It may sound like a rookie mistake, but career coaches and HR experts agree that it’s a smart idea.
It might surprise you, but career experts say adding hobbies to your resume is a good idea. “It can paint a broader picture of who you are, especially when hiring managers are looking for a good cultural ‘fit’ for their company,” says Patti Fletcher, PhD, a leadership expert and the author of Disrupters: Success Strategies From Women Who Break the Mold. Here’s how to position your favorite free-time activities in a job search:
Don’t just list all your favorite things to do. Listening to jazz, hate-watching reality TV, or reading tear-inducing historical fiction might be your ideal free-time activities, but that won’t help your hiring case—unless you know for a fact that the interviewer also can’t get enough of The Nightingale.
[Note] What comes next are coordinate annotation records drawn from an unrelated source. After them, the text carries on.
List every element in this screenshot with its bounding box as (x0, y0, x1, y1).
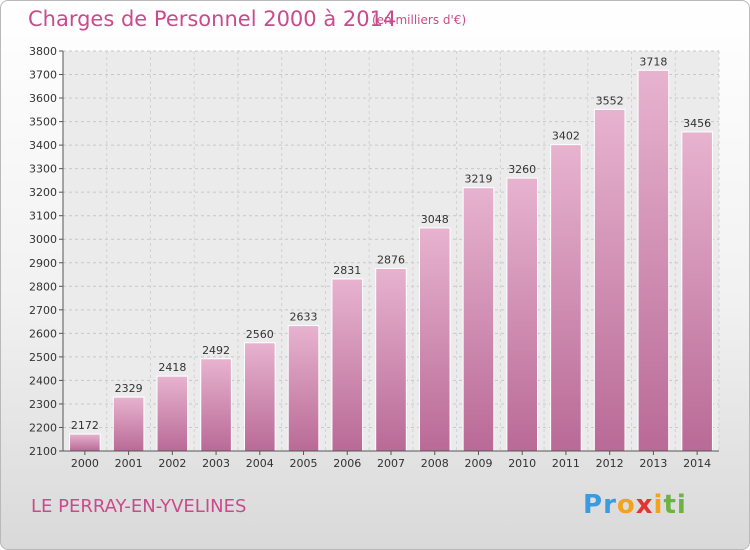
bar-2009 (462, 187, 495, 452)
logo-letter: i (676, 490, 687, 520)
value-label: 3552 (596, 94, 624, 107)
y-tick-label: 3000 (29, 233, 57, 246)
value-label: 2876 (377, 253, 405, 266)
value-label: 3048 (421, 213, 449, 226)
bar-2002 (156, 375, 189, 452)
y-tick-label: 3400 (29, 139, 57, 152)
bar-2004 (243, 342, 276, 452)
x-tick-label: 2010 (508, 457, 536, 470)
bar-2013 (637, 69, 670, 452)
logo-letter: i (653, 490, 664, 520)
x-tick-label: 2009 (464, 457, 492, 470)
value-label: 2418 (158, 361, 186, 374)
bar-2010 (506, 177, 539, 452)
logo-letter: t (663, 490, 677, 520)
y-tick-label: 2600 (29, 327, 57, 340)
bar-2003 (200, 358, 232, 452)
value-label: 3260 (508, 163, 536, 176)
x-tick-label: 2013 (639, 457, 667, 470)
bar-2001 (112, 396, 145, 452)
y-tick-label: 3600 (29, 92, 57, 105)
x-tick-label: 2005 (290, 457, 318, 470)
proxiti-logo: Proxiti (583, 490, 687, 520)
y-tick-label: 2900 (29, 257, 57, 270)
axes: 2100 2200 2300 2400 2500 2600 2700 2800 2900 3000… (29, 45, 719, 470)
y-tick-label: 3800 (29, 45, 57, 58)
chart-subtitle: (en milliers d'€) (372, 13, 467, 27)
x-tick-label: 2000 (71, 457, 99, 470)
y-tick-label: 3700 (29, 69, 57, 82)
logo-letter: P (583, 490, 604, 520)
x-tick-label: 2008 (421, 457, 449, 470)
x-tick-label: 2002 (158, 457, 186, 470)
place-name: LE PERRAY-EN-YVELINES (31, 496, 247, 517)
y-tick-label: 2400 (29, 374, 57, 387)
y-tick-label: 3500 (29, 116, 57, 129)
value-label: 3718 (639, 55, 667, 68)
value-label: 2633 (290, 311, 318, 324)
x-tick-label: 2007 (377, 457, 405, 470)
bar-2006 (331, 278, 364, 452)
value-label: 3219 (464, 173, 492, 186)
bars (69, 69, 713, 452)
x-tick-label: 2014 (683, 457, 711, 470)
x-tick-label: 2011 (552, 457, 580, 470)
x-tick-label: 2003 (202, 457, 230, 470)
value-label: 2172 (71, 419, 99, 432)
bar-2005 (287, 325, 320, 452)
y-tick-label: 2800 (29, 280, 57, 293)
y-tick-label: 2500 (29, 351, 57, 364)
y-tick-label: 2200 (29, 421, 57, 434)
chart-title: Charges de Personnel 2000 à 2014 (28, 7, 397, 31)
bar-2008 (418, 227, 451, 452)
bar-2014 (681, 131, 713, 452)
bar-2012 (593, 108, 626, 452)
y-tick-label: 3200 (29, 186, 57, 199)
value-label: 3456 (683, 117, 711, 130)
logo-letter: x (635, 490, 654, 520)
value-label: 2492 (202, 344, 230, 357)
value-label: 3402 (552, 130, 580, 143)
logo-letter: r (603, 490, 617, 520)
x-tick-label: 2004 (246, 457, 274, 470)
value-label: 2560 (246, 328, 274, 341)
y-tick-label: 3300 (29, 163, 57, 176)
x-tick-label: 2012 (596, 457, 624, 470)
value-label: 2831 (333, 264, 361, 277)
value-label: 2329 (115, 382, 143, 395)
y-tick-label: 3100 (29, 210, 57, 223)
y-tick-label: 2100 (29, 445, 57, 458)
bar-2007 (375, 267, 407, 452)
logo-letter: o (616, 490, 636, 520)
data-labels: 2172 2329 2418 2492 2560 2633 2831 2876 3048 3219… (71, 55, 711, 432)
x-tick-label: 2006 (333, 457, 361, 470)
y-tick-label: 2300 (29, 398, 57, 411)
bar-2011 (550, 144, 582, 452)
y-tick-label: 2700 (29, 304, 57, 317)
bar-2000 (69, 433, 101, 452)
x-tick-label: 2001 (115, 457, 143, 470)
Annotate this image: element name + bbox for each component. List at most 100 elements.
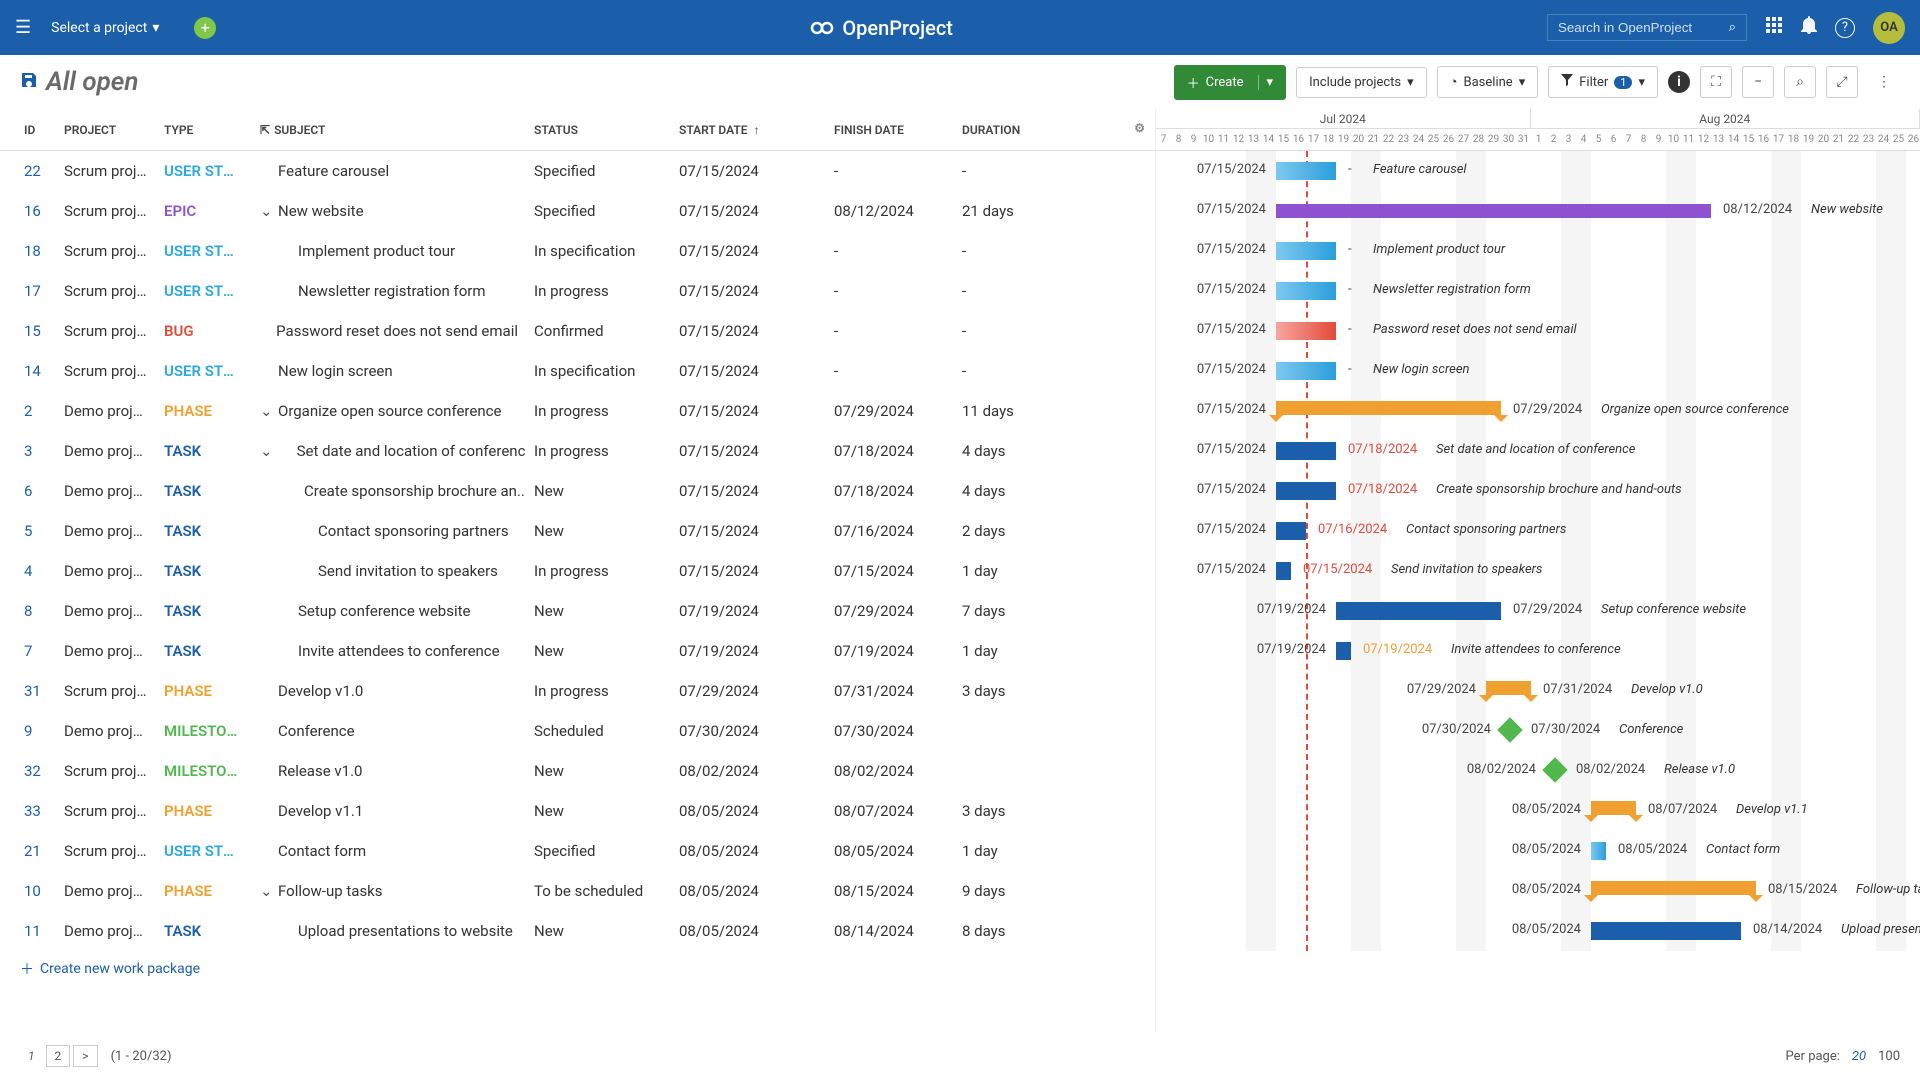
gantt-bar[interactable] <box>1336 642 1351 660</box>
table-row[interactable]: 2Demo projectPHASE⌄Organize open source … <box>0 391 1155 431</box>
col-status[interactable]: STATUS <box>526 123 671 137</box>
table-row[interactable]: 32Scrum projectMILESTONERelease v1.0New0… <box>0 751 1155 791</box>
search-icon[interactable]: ⌕ <box>1729 20 1736 35</box>
table-row[interactable]: 7Demo projectTASKInvite attendees to con… <box>0 631 1155 671</box>
project-selector[interactable]: Select a project ▾ <box>51 20 159 36</box>
table-row[interactable]: 3Demo projectTASK⌄Set date and location … <box>0 431 1155 471</box>
gantt-milestone[interactable] <box>1497 717 1522 742</box>
cell-id[interactable]: 33 <box>0 802 56 820</box>
table-row[interactable]: 14Scrum projectUSER STORYNew login scree… <box>0 351 1155 391</box>
table-row[interactable]: 33Scrum projectPHASEDevelop v1.1New08/05… <box>0 791 1155 831</box>
table-row[interactable]: 5Demo projectTASKContact sponsoring part… <box>0 511 1155 551</box>
gantt-bar[interactable] <box>1276 401 1501 415</box>
table-row[interactable]: 4Demo projectTASKSend invitation to spea… <box>0 551 1155 591</box>
cell-id[interactable]: 11 <box>0 922 56 940</box>
gantt-bar[interactable] <box>1276 204 1711 218</box>
gantt-bar[interactable] <box>1276 362 1336 380</box>
table-row[interactable]: 22Scrum projectUSER STORYFeature carouse… <box>0 151 1155 191</box>
page-next[interactable]: > <box>73 1045 97 1067</box>
gantt-bar[interactable] <box>1336 602 1501 620</box>
zoom-out-icon[interactable]: − <box>1742 66 1774 98</box>
table-row[interactable]: 18Scrum projectUSER STORYImplement produ… <box>0 231 1155 271</box>
cell-id[interactable]: 17 <box>0 282 56 300</box>
gantt-bar[interactable] <box>1591 842 1606 860</box>
table-row[interactable]: 21Scrum projectUSER STORYContact formSpe… <box>0 831 1155 871</box>
create-button[interactable]: ＋ Create ▾ <box>1174 65 1286 100</box>
table-row[interactable]: 10Demo projectPHASE⌄Follow-up tasksTo be… <box>0 871 1155 911</box>
page-2[interactable]: 2 <box>46 1045 71 1067</box>
col-type[interactable]: TYPE <box>156 123 252 137</box>
help-icon[interactable]: ? <box>1835 18 1855 38</box>
avatar[interactable]: OA <box>1873 12 1905 44</box>
cell-id[interactable]: 6 <box>0 482 56 500</box>
create-new-button[interactable]: ＋ Create new work package <box>0 951 1155 987</box>
search-input[interactable]: ⌕ <box>1547 14 1747 41</box>
cell-id[interactable]: 21 <box>0 842 56 860</box>
cell-id[interactable]: 14 <box>0 362 56 380</box>
cell-id[interactable]: 15 <box>0 322 56 340</box>
zen-icon[interactable]: ⤢ <box>1826 66 1858 98</box>
gantt-bar[interactable] <box>1276 482 1336 500</box>
cell-id[interactable]: 10 <box>0 882 56 900</box>
cell-id[interactable]: 4 <box>0 562 56 580</box>
quick-add-button[interactable]: + <box>194 17 216 39</box>
cell-id[interactable]: 7 <box>0 642 56 660</box>
table-row[interactable]: 31Scrum projectPHASEDevelop v1.0In progr… <box>0 671 1155 711</box>
gantt-bar[interactable] <box>1276 442 1336 460</box>
cell-id[interactable]: 22 <box>0 162 56 180</box>
save-icon[interactable] <box>20 71 38 93</box>
modules-icon[interactable] <box>1765 16 1783 39</box>
cell-id[interactable]: 31 <box>0 682 56 700</box>
info-icon[interactable]: i <box>1668 71 1690 93</box>
gantt-bar[interactable] <box>1591 881 1756 895</box>
gantt-milestone[interactable] <box>1542 757 1567 782</box>
table-row[interactable]: 17Scrum projectUSER STORYNewsletter regi… <box>0 271 1155 311</box>
chevron-down-icon[interactable]: ▾ <box>1258 75 1274 90</box>
include-projects-button[interactable]: Include projects ▾ <box>1296 67 1427 98</box>
cell-id[interactable]: 18 <box>0 242 56 260</box>
col-start[interactable]: START DATE↑ <box>671 123 826 137</box>
cell-id[interactable]: 5 <box>0 522 56 540</box>
table-row[interactable]: 9Demo projectMILESTONEConferenceSchedule… <box>0 711 1155 751</box>
table-row[interactable]: 8Demo projectTASKSetup conference websit… <box>0 591 1155 631</box>
gantt-bar[interactable] <box>1276 562 1291 580</box>
col-id[interactable]: ID <box>0 123 56 137</box>
cell-type: USER STORY <box>156 242 252 260</box>
menu-icon[interactable]: ☰ <box>15 17 31 38</box>
gantt-bar[interactable] <box>1276 322 1336 340</box>
cell-id[interactable]: 9 <box>0 722 56 740</box>
cell-id[interactable]: 8 <box>0 602 56 620</box>
gantt-bar[interactable] <box>1486 681 1531 695</box>
col-duration[interactable]: DURATION <box>954 123 1054 137</box>
table-row[interactable]: 16Scrum projectEPIC⌄New websiteSpecified… <box>0 191 1155 231</box>
cell-subject: Password reset does not send email <box>252 322 526 340</box>
gantt-bar[interactable] <box>1591 801 1636 815</box>
col-finish[interactable]: FINISH DATE <box>826 123 954 137</box>
bell-icon[interactable] <box>1801 16 1817 39</box>
zoom-in-icon[interactable]: ⌕ <box>1784 66 1816 98</box>
gantt-bar[interactable] <box>1591 922 1741 940</box>
gantt-bar[interactable] <box>1276 162 1336 180</box>
gantt-day: 18 <box>1786 129 1801 151</box>
col-subject[interactable]: ⇱SUBJECT <box>252 123 526 137</box>
cell-id[interactable]: 3 <box>0 442 56 460</box>
gantt-bar[interactable] <box>1276 522 1306 540</box>
per-page-100[interactable]: 100 <box>1878 1049 1900 1064</box>
filter-button[interactable]: Filter 1 ▾ <box>1548 66 1658 98</box>
cell-id[interactable]: 2 <box>0 402 56 420</box>
fullscreen-icon[interactable]: ⛶ <box>1700 66 1732 98</box>
table-row[interactable]: 6Demo projectTASKCreate sponsorship broc… <box>0 471 1155 511</box>
more-icon[interactable]: ⋮ <box>1868 66 1900 98</box>
table-row[interactable]: 15Scrum projectBUGPassword reset does no… <box>0 311 1155 351</box>
search-field[interactable] <box>1558 20 1718 35</box>
table-row[interactable]: 11Demo projectTASKUpload presentations t… <box>0 911 1155 951</box>
cell-id[interactable]: 16 <box>0 202 56 220</box>
cell-id[interactable]: 32 <box>0 762 56 780</box>
gantt-day: 26 <box>1441 129 1456 151</box>
gantt-bar[interactable] <box>1276 242 1336 260</box>
col-project[interactable]: PROJECT <box>56 123 156 137</box>
baseline-button[interactable]: ◔ Baseline ▾ <box>1437 66 1539 98</box>
per-page-20[interactable]: 20 <box>1852 1049 1866 1064</box>
gantt-bar[interactable] <box>1276 282 1336 300</box>
gear-icon[interactable]: ⚙ <box>1134 121 1145 135</box>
If so, put it on—it will open the door for you to relate on a different level.
Highlight activities you devote a lot of time to, such as a running club. “Listing a few hobbies makes for a more interesting, well-rounded candidate,” says Bucky Keady, senior vice president of talent at Meredith (the parent company of Real Simple). “Those outside interests then serve as an icebreaker during the interview and lead to a more compelling conversation.” Whether it’s a running club or your improv group, talk about how you make time for that hobby and why it’s important to you. “That alone demonstrates that you’re thoughtful and strategic with your time and energy,” says career coach Laura Garnett.
Play up volunteer activities, especially if you’ve spent time out of the workforce or are pivoting your career path. “Think about what skills you developed: project management, meeting challenges, learning new subjects,” says Fletcher.
In the interview, discuss the soft skills your hobbies have taught you. For example, your Etsy store proves you have the hustle and business acumen necessary to launch and maintain a side gig. “If you can connect the dots for the interviewer and show why the hobby makes you someone who should be hired for that job, put it on your résumé,” says Fletcher.